Information Courtesy Solomons Island Business Association
Use NOAA Chart 12264.
Access to Solomons Islands two creeks is via a shared entrance south of Ship Point just west of Ma Leg Island. Ma Leg Island is not charted with a name, but it is easily recognizable both on the chart and in person. The triangular island has sturdy breakwaters and two flashing red lights (2 and an unnumbered aid). Behind the island to the west is a popular anchorage just off Solomons restaurants and attractions. Do keep in mind that these attractions can be quite noisy at night, however.
If you are approaching from the south, flashing red 6 (N38 18.934 W76 26.440) marks the western end of a shoal area and is followed by red daybeacon 2 a little farther north. There is also shoal that extends south from Solomons Island that is marked with flashing red 6A (N38 18.741 W76 27.292). You can safely run between flashing red 6A and aforementioned flashing red 6.
Next, continue north toward red daybeacon 2 and flashing green 3. At flashing green 3 head toward red daybeacon 4, where you can head in toward Back Creek past Ma Leg Island.
If you are coming up the Patuxent River from the east, it is easiest to travel north of the aforementioned shoal into Back Creek and Solomons, but do not cut any of the markers on this channel too close; there is shallow water right near them, so give them room.
Green daybeacon marks the start of the approach near waypoint N38 19.265 W76 23.102. Red daybeacon 2 is just north of green daybeacon 1. From here, set an approximate course of 280 degrees magnetic for about .6 mile to intercept green daybeacon 3 and red daybeacon 2A. Soon after, you will find red daybeacon 4 at the shred mouth of Back and Mill Creeks where you can head your way in past Ma Leg Island.
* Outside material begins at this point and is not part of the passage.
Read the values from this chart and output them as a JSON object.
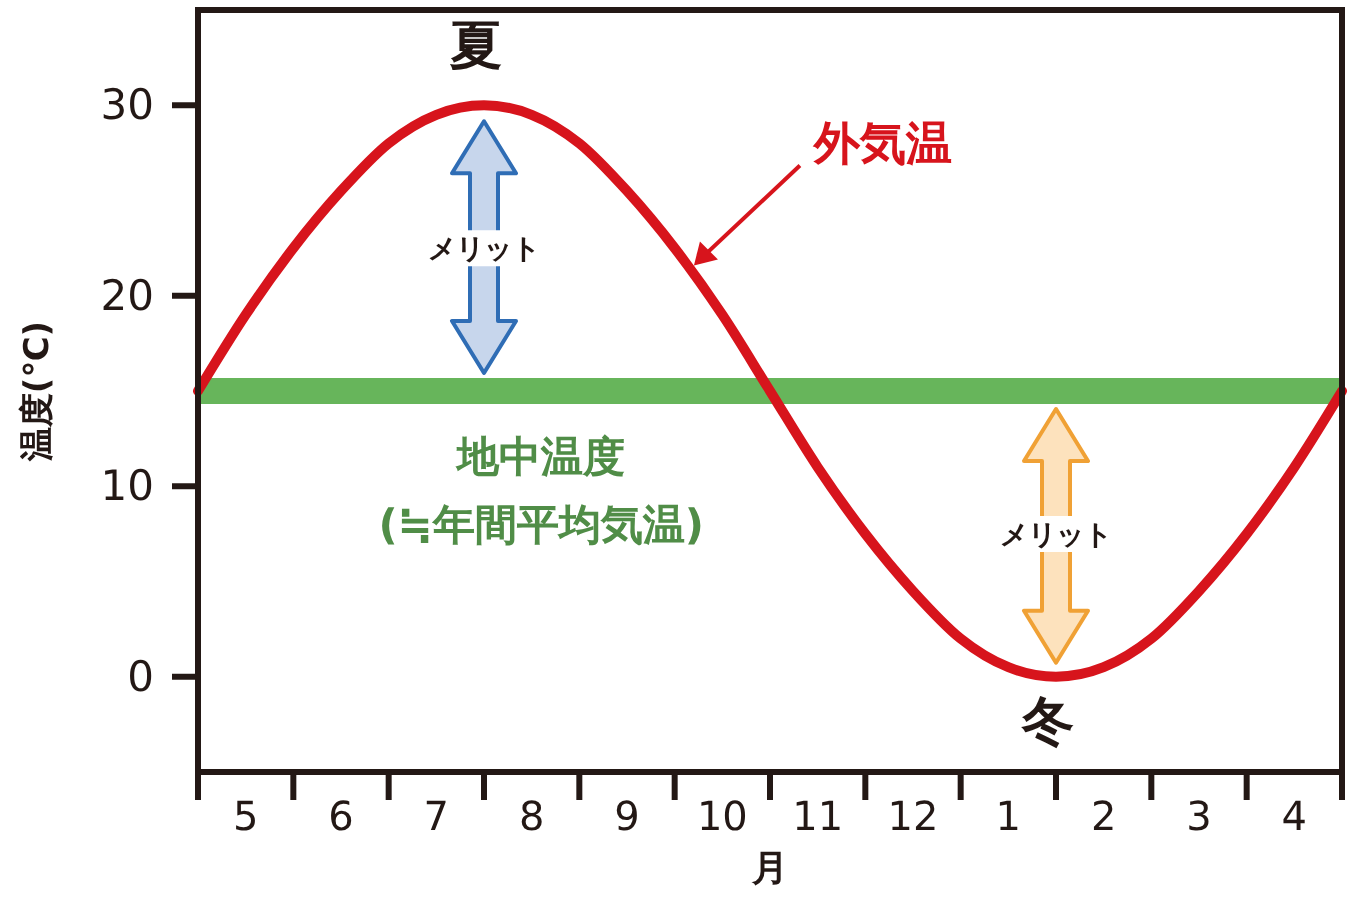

Voted one of the 15 "America's Happiest Seaside Towns" by Coastal Living Magazine, there are a multitude of things to do in the Solomons Island area.
One of the main attractions is the Calvert Marine Museum, which is located near the head of Back Creek. The museum features a plethora of interactive exhibits on the working craft of the Chesapeake Bay, local history and Chesapeake Bay wildlife.
The Chesapeake Biological Lab welcomes visitors to stop by and join the weekly behind-the-scenes tours of the lab.
Solomons Island is famous for its seafood restaurants, and there are dozens of them lined up on Back Creek, all within reach of the anchorages and marinas.
If you have a bent toward the piscatory, there are dozens of charter boat operations that operate out of the Solomons Island area for fishing.